The relationship between Norman and his mother also slowly changes as he starts realizing what he’s becoming and Norma’s helplessness as she attempts to cope with her own life and his. Shades of the Oedipus complex show up in flashes providing some explanations to his eventual persona.

The show is far from one dimensional with Norman’s elder brother thrown in the mix. Relatively more normal than his sibling and mother, the brother’s character only evokes empathy as he’s a man with a good heart and readily bails out his family from trouble which Norma and Norman keep getting into. As the town sheriff says in one scene to Norma ‘You seem to always attract trouble’ or something to that effect.  There’s also the girl who helps out at the motel and always wants to help but feels excluded from the psychotic whirlpool that is the Bates family.  Other characters include the town’s enigmatic sherif and the shifty uncle from the past.
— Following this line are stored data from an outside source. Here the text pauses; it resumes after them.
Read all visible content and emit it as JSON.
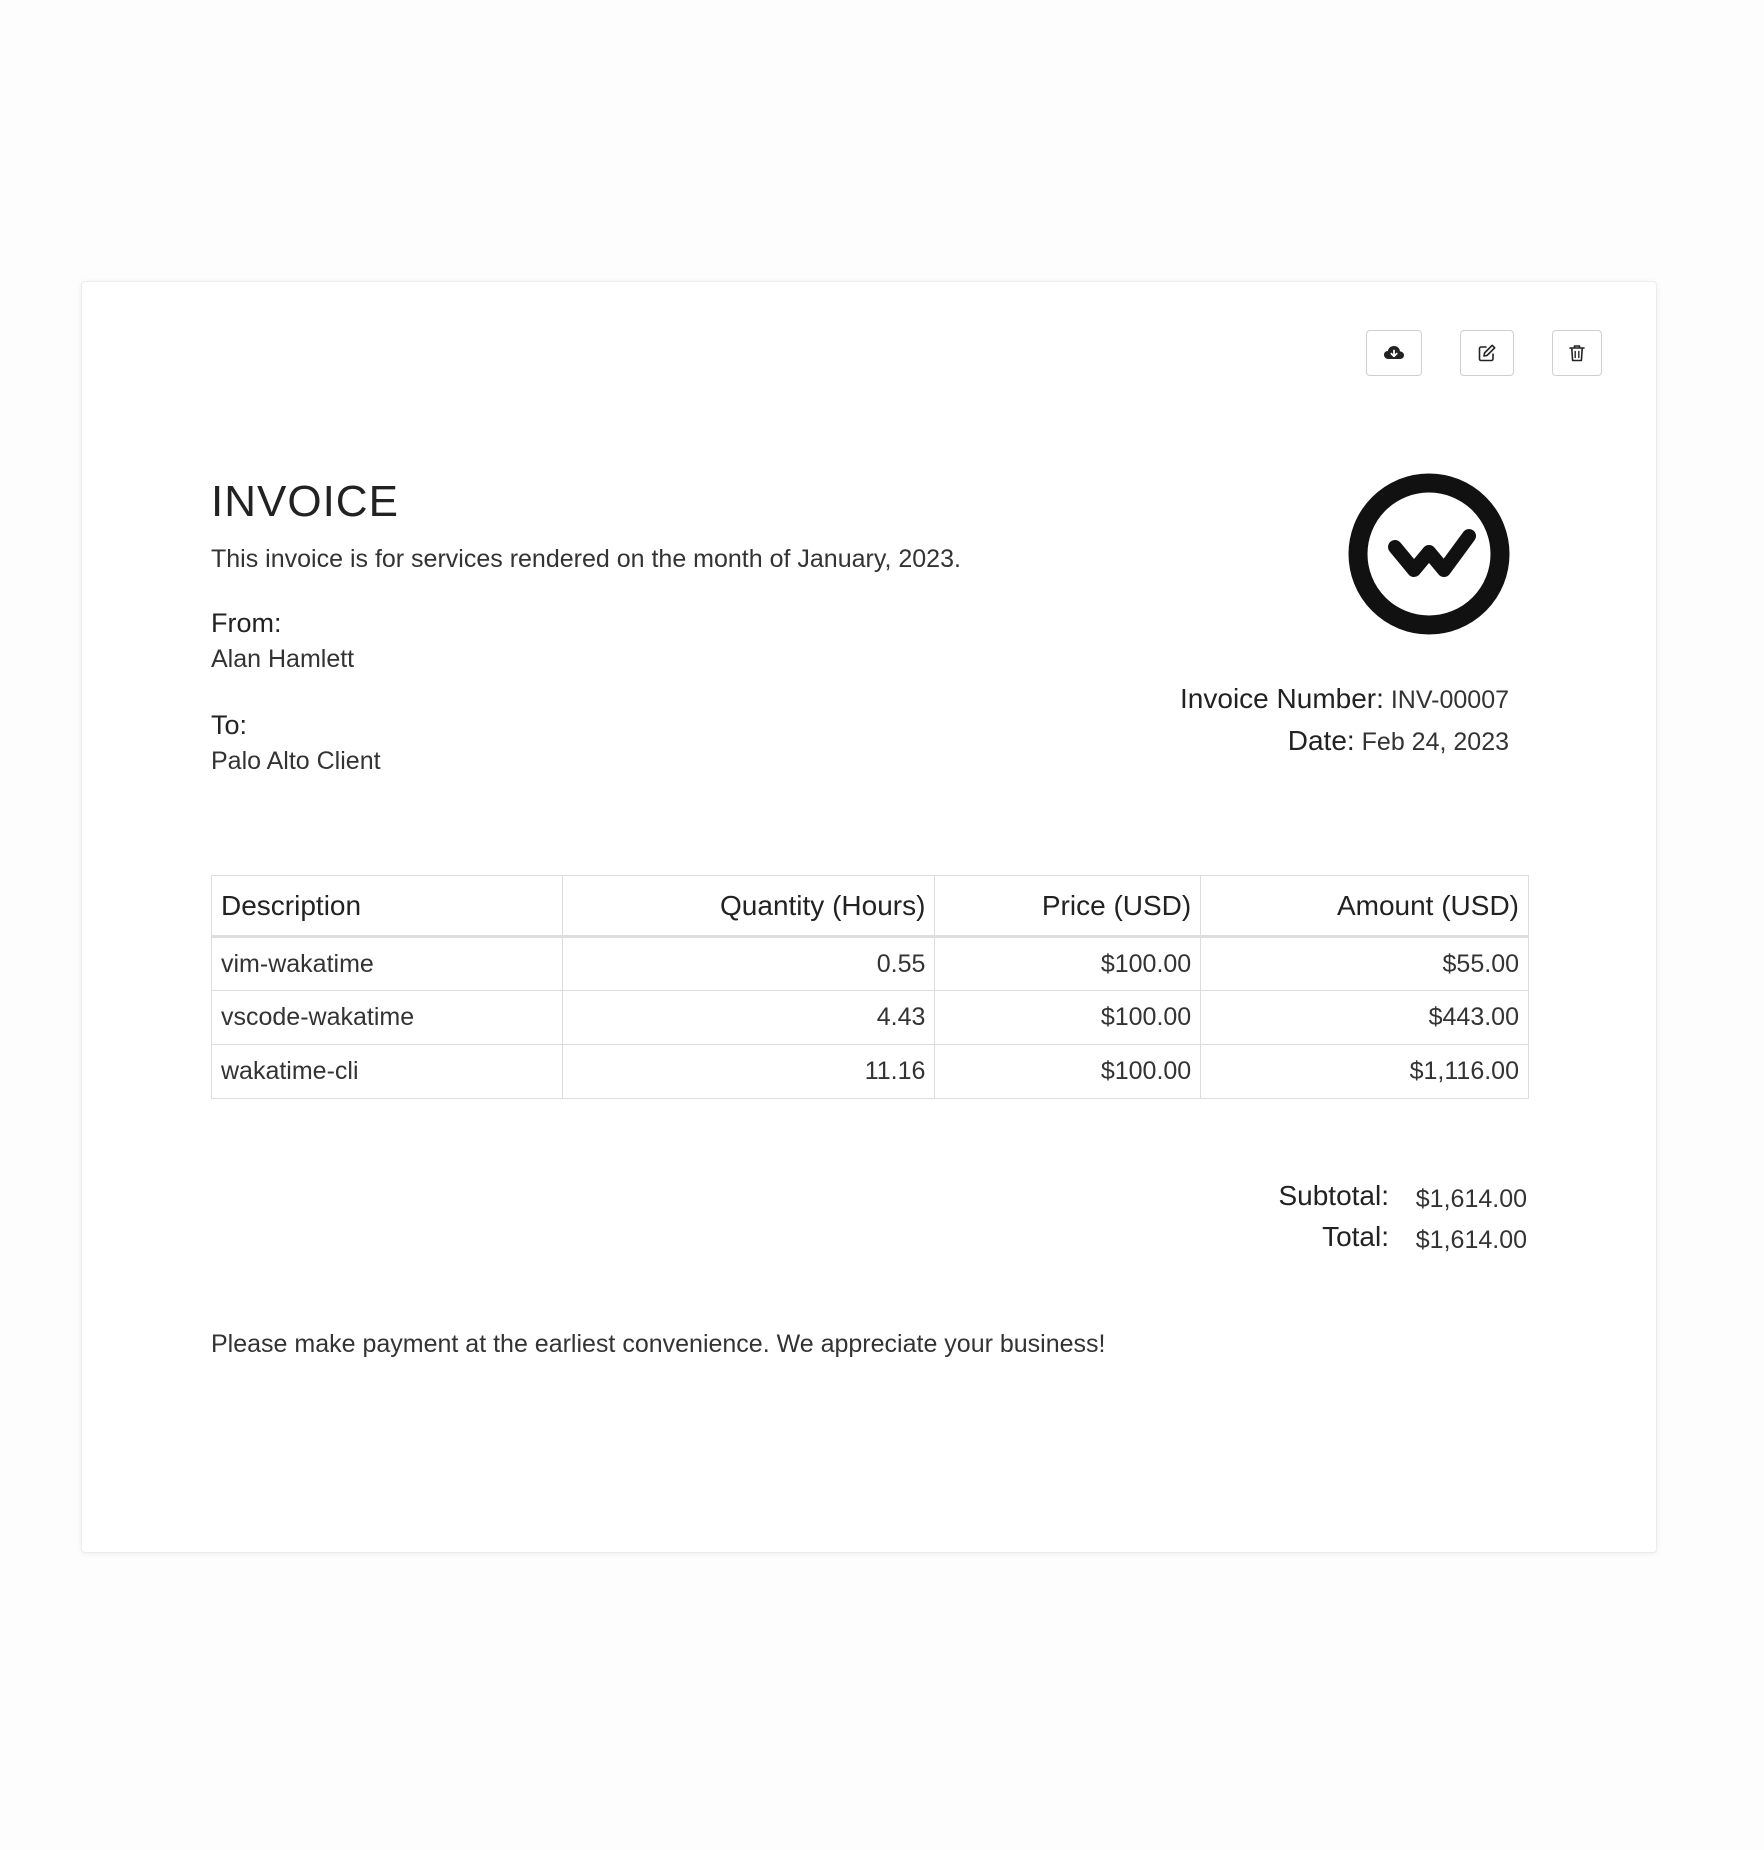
{
  "toolbar": {
    "download_icon": "cloud-download-icon",
    "edit_icon": "edit-icon",
    "delete_icon": "trash-icon"
  },
  "invoice": {
    "title": "INVOICE",
    "subtitle": "This invoice is for services rendered on the month of January, 2023.",
    "from_label": "From:",
    "from_name": "Alan Hamlett",
    "to_label": "To:",
    "to_name": "Palo Alto Client",
    "logo_icon": "wakatime-logo-icon",
    "number_label": "Invoice Number:",
    "number_value": "INV-00007",
    "date_label": "Date:",
    "date_value": "Feb 24, 2023"
  },
  "table": {
    "headers": [
      "Description",
      "Quantity (Hours)",
      "Price (USD)",
      "Amount (USD)"
    ],
    "rows": [
      [
        "vim-wakatime",
        "0.55",
        "$100.00",
        "$55.00"
      ],
      [
        "vscode-wakatime",
        "4.43",
        "$100.00",
        "$443.00"
      ],
      [
        "wakatime-cli",
        "11.16",
        "$100.00",
        "$1,116.00"
      ]
    ]
  },
  "totals": {
    "subtotal_label": "Subtotal:",
    "subtotal_value": "$1,614.00",
    "total_label": "Total:",
    "total_value": "$1,614.00"
  },
  "footer": {
    "note": "Please make payment at the earliest convenience. We appreciate your business!"
  },
  "colors": {
    "text": "#222222",
    "border": "#dddddd",
    "background": "#fdfdfd"
  }
}
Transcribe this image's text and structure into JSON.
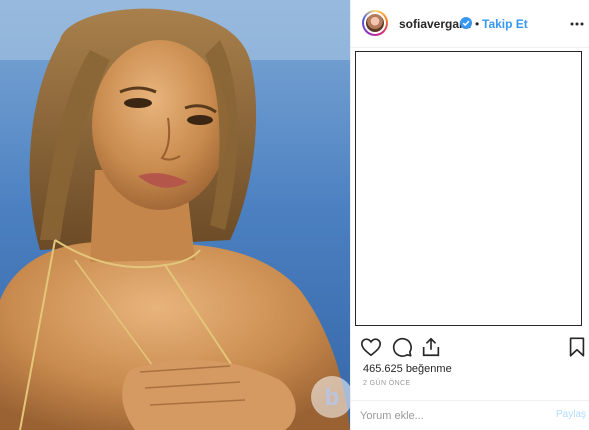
{
  "post": {
    "username": "sofiavergara",
    "separator": "•",
    "follow_label": "Takip Et",
    "likes_text": "465.625 beğenme",
    "time_text": "2 GÜN ÖNCE",
    "comment_placeholder": "Yorum ekle...",
    "post_label": "Paylaş"
  },
  "icons": {
    "verified": "verified-badge-icon",
    "more": "more-options-icon",
    "like": "heart-icon",
    "comment": "comment-icon",
    "share": "share-icon",
    "save": "bookmark-icon",
    "watermark": "b-logo-watermark"
  },
  "colors": {
    "link_blue": "#3897f0",
    "text": "#262626",
    "muted": "#999999",
    "disabled_post": "#b3dbff"
  }
}
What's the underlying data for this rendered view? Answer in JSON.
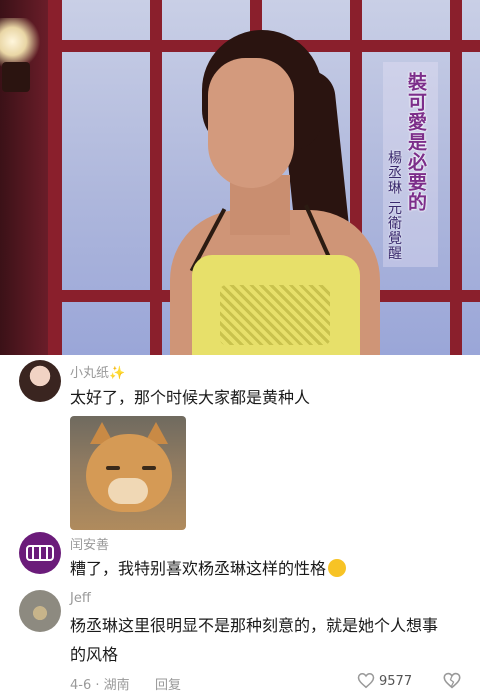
{
  "video": {
    "caption_main": "裝可愛是必要的",
    "caption_sub": "楊丞琳 元衛覺醒"
  },
  "comments": [
    {
      "username": "小丸纸✨",
      "text": "太好了，那个时候大家都是黄种人",
      "has_image": true,
      "image_desc_icon": "cat-meme-image"
    },
    {
      "username": "闰安善",
      "text": "糟了，我特别喜欢杨丞琳这样的性格"
    },
    {
      "username": "Jeff",
      "text_line1": "杨丞琳这里很明显不是那种刻意的，就是她个人想事",
      "text_line2": "的风格",
      "meta": "4-6 · 湖南",
      "reply_label": "回复",
      "like_count": "9577"
    }
  ],
  "colors": {
    "username": "#999999",
    "comment_text": "#1a1a1a",
    "caption_purple": "#7c2e8a",
    "avatar2_bg": "#6b1c7a"
  }
}
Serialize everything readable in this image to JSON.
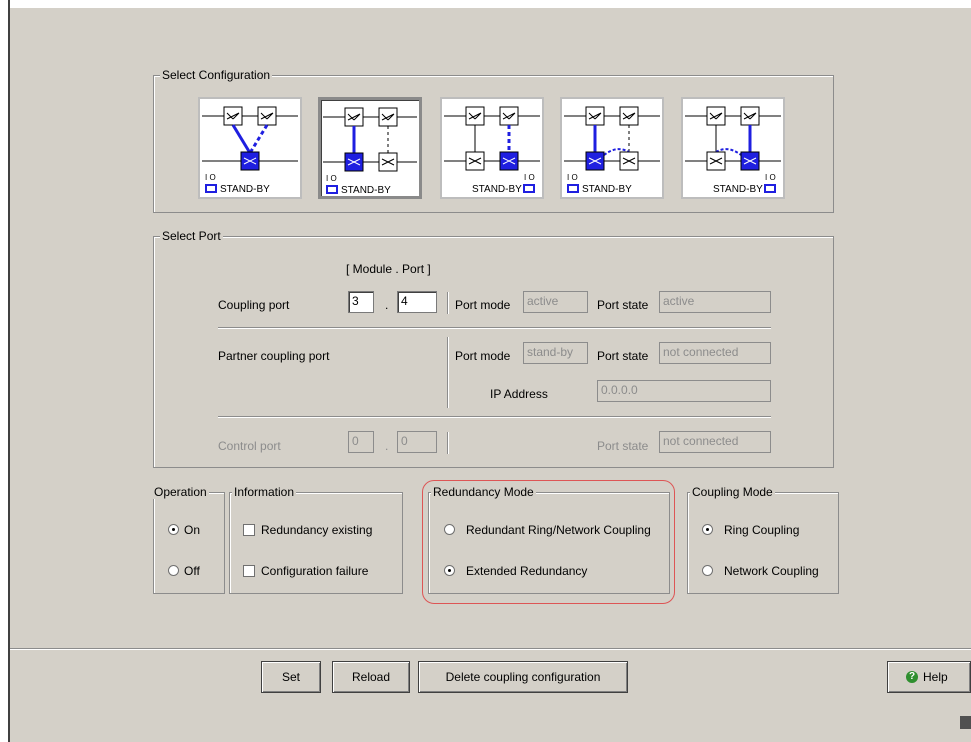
{
  "select_configuration": {
    "legend": "Select Configuration",
    "tiles": [
      {
        "caption": "STAND-BY",
        "io": "I O"
      },
      {
        "caption": "STAND-BY",
        "io": "I O"
      },
      {
        "caption": "STAND-BY",
        "io": "I O"
      },
      {
        "caption": "STAND-BY",
        "io": "I O"
      },
      {
        "caption": "STAND-BY",
        "io": "I O"
      }
    ],
    "selected_index": 1
  },
  "select_port": {
    "legend": "Select Port",
    "module_port_header": "[ Module . Port ]",
    "coupling_port": {
      "label": "Coupling port",
      "module": "3",
      "dot": ".",
      "port": "4",
      "port_mode_label": "Port mode",
      "port_mode_value": "active",
      "port_state_label": "Port state",
      "port_state_value": "active"
    },
    "partner_port": {
      "label": "Partner coupling port",
      "port_mode_label": "Port mode",
      "port_mode_value": "stand-by",
      "port_state_label": "Port state",
      "port_state_value": "not connected",
      "ip_label": "IP Address",
      "ip_value": "0.0.0.0"
    },
    "control_port": {
      "label": "Control port",
      "module": "0",
      "dot": ".",
      "port": "0",
      "port_state_label": "Port state",
      "port_state_value": "not connected"
    }
  },
  "operation": {
    "legend": "Operation",
    "on_label": "On",
    "off_label": "Off",
    "selected": "On"
  },
  "information": {
    "legend": "Information",
    "redundancy_existing": "Redundancy existing",
    "configuration_failure": "Configuration failure"
  },
  "redundancy_mode": {
    "legend": "Redundancy Mode",
    "option1": "Redundant Ring/Network Coupling",
    "option2": "Extended Redundancy",
    "selected": "Extended Redundancy",
    "highlight_color": "#dd5555"
  },
  "coupling_mode": {
    "legend": "Coupling Mode",
    "option1": "Ring Coupling",
    "option2": "Network Coupling",
    "selected": "Ring Coupling"
  },
  "buttons": {
    "set": "Set",
    "reload": "Reload",
    "delete": "Delete coupling configuration",
    "help": "Help"
  },
  "colors": {
    "background": "#d4d0c8",
    "accent_blue": "#1f1fe0"
  }
}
Every aspect of the Norman Bates character is explained down to the tiniest detail including the reason that the Bates house is full of stuffed dead animals and his voyeurism.

The series has you on the edge every minute of every episode. One cannot do justice to it in a write-up. Scary, thoughtful, provocative and intensely brilliant and definitely worth a view.

Just make sure it’s not the last thing you watch before you switch off the lights to go to sleep at night.